Secretamente, os jovens encontram na carruagem de um comboio abandonado na floresta o refúgio onde se escondem da escola e da família, das crianças e dos adultos, da cidade e do mundo. Duas almas perdidas que se sentem, por fim, livres. Acontece que o mesmo comboio que os abriga, figurativamente, da agitação emocional provocada pelo olhar da sociedade é o mesmo que não resiste ao deslizamento de lama na montanha, e falha em abrigá-los da tempestade. O portão do caminho de ferro, que estava cerrado antes da tragédia, desaparece, e abre caminho à passagem, entenda-se, à idealização do renascimento por parte de Minato, à existência e coexistência de ambos num outro universo em que o preconceito, a aversão e a monstruosidade não têm lugar e espaço para preencher os vazios. Perante o céu etéreo, limpo e iluminado, Minato e Yori correm pelos campos verdejantes – imaginariamente floridos por Yori –, abraçando-nos e desarmando-nos através da ideia da felicidade que é estarmos rodeados de pessoas que nos fazem compreender e sentir que não há nada de errado em sermos exatamente quem somos.
“Quem é o Monstro?” é a questão que se impõe e que encontra na voz de Minato e Yori o eco e a tensão que atravessam o seu íntimo, funcionando como um jogo, uma adivinha que paira no ar e cuja resposta não vem nunca.
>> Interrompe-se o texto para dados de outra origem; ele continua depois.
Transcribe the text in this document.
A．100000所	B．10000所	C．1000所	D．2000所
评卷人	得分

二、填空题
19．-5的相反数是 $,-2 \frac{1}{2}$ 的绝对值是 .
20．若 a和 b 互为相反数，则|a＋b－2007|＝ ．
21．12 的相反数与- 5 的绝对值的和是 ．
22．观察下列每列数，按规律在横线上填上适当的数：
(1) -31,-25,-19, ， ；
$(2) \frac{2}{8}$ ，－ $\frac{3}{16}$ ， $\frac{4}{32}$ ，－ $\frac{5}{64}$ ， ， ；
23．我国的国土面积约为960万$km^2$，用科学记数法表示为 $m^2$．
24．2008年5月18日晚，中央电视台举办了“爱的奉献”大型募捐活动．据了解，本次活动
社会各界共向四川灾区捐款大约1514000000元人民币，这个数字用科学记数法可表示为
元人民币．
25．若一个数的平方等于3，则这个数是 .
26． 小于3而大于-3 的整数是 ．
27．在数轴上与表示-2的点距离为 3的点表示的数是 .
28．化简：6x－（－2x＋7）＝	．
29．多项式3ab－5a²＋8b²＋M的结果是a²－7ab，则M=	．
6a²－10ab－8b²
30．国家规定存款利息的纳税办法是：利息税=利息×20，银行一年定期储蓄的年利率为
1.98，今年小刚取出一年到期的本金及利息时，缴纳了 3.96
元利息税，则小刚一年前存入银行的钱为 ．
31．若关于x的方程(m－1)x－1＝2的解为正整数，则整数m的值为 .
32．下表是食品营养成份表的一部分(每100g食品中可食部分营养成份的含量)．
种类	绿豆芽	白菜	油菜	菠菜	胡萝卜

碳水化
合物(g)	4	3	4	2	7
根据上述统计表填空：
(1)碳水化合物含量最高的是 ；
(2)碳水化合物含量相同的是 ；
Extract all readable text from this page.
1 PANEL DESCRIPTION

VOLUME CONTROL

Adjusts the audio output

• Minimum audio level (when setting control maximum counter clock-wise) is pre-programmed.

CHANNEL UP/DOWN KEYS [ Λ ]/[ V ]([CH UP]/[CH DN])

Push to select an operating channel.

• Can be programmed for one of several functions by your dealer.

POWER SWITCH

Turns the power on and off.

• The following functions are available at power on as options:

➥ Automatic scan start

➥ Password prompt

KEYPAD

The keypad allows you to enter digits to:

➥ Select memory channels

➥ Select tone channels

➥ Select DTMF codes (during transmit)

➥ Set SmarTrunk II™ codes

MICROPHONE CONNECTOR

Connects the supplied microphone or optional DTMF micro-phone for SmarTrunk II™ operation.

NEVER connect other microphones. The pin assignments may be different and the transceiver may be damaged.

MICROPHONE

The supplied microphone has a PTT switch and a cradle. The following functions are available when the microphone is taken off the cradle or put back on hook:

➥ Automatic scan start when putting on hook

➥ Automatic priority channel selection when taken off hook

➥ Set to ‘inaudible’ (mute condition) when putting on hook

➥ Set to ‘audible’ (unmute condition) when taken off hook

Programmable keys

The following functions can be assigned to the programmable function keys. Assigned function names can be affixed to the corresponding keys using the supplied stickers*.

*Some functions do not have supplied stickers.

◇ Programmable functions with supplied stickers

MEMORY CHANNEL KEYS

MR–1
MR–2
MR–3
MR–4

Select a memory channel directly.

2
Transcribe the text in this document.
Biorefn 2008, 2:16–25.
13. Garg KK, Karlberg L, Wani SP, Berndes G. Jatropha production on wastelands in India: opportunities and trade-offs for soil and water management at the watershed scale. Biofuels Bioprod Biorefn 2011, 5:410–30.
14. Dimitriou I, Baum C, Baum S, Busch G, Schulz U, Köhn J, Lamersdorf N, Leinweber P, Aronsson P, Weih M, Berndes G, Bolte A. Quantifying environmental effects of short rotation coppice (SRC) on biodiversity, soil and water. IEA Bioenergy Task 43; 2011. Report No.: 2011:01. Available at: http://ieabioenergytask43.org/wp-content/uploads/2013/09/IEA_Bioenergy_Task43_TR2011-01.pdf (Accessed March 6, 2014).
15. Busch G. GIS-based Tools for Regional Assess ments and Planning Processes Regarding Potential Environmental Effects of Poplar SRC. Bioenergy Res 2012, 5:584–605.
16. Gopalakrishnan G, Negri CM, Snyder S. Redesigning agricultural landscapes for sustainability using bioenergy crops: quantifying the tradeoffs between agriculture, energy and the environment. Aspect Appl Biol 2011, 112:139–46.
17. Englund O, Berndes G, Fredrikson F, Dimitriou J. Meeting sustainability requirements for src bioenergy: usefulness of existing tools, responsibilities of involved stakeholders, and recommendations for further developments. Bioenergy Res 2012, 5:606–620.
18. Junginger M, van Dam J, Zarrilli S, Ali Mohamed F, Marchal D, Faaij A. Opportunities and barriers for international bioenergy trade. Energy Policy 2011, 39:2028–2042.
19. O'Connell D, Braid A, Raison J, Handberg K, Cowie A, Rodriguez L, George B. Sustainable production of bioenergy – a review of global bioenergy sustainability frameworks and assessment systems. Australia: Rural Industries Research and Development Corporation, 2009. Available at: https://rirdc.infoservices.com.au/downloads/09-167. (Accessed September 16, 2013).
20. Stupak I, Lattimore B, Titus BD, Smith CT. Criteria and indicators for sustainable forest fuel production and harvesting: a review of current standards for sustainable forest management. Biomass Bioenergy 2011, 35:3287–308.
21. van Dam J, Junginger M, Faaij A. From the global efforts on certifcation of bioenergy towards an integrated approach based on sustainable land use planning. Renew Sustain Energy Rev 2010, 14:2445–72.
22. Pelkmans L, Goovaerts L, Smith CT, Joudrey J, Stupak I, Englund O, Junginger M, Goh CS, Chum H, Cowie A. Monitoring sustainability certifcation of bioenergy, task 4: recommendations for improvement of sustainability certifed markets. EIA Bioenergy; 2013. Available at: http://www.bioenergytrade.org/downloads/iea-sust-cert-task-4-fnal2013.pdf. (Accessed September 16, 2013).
Não deixa de ser curioso que se a Humanidade incorpora o monstro quando atua como perpetradora, os espetadores ocupam do mesmo modo essa posição, quando, enquanto coletivo que no exercício de visionamento de Kaibutsu, têm a tendência de sentenciar, em diferentes momentos, cada uma das personagens – influenciados e limitados pelo alcance da visão a que têm acesso.
Sensibilidade, subtileza, contemplação e paciência são características caras a Kore-eda que, uma vez mais, coerente à sua filmografia, as emprega na missão do corte e costura, embutindo-as no ambiente violento, impetuoso, hostil e frio – realista e mundano. A montagem que abarca os pormenores, capta os elementos no momento certo e fá-los deslocarem-se como se de peças de xadrez se tratassem, avançando e recuando mediante a construção da ilusão de ótica e da ambiguidade desejadas. Os variados planos longos que nos puxam para dentro do ecrã são muitas vezes acompanhados pelas composições melancólicas de Ryuichi Sakamoto, que coadunam com a beleza das relações humanas, a disfuncionalidade dos laços familiares, a inocência das crianças, o sabor da liberdade e a inevitabilidade da perda. Findas as considerações, apraz-me concluir: “Se apenas algumas pessoas o podem ter, não é felicidade. A felicidade é algo que qualquer pessoa pode ter.”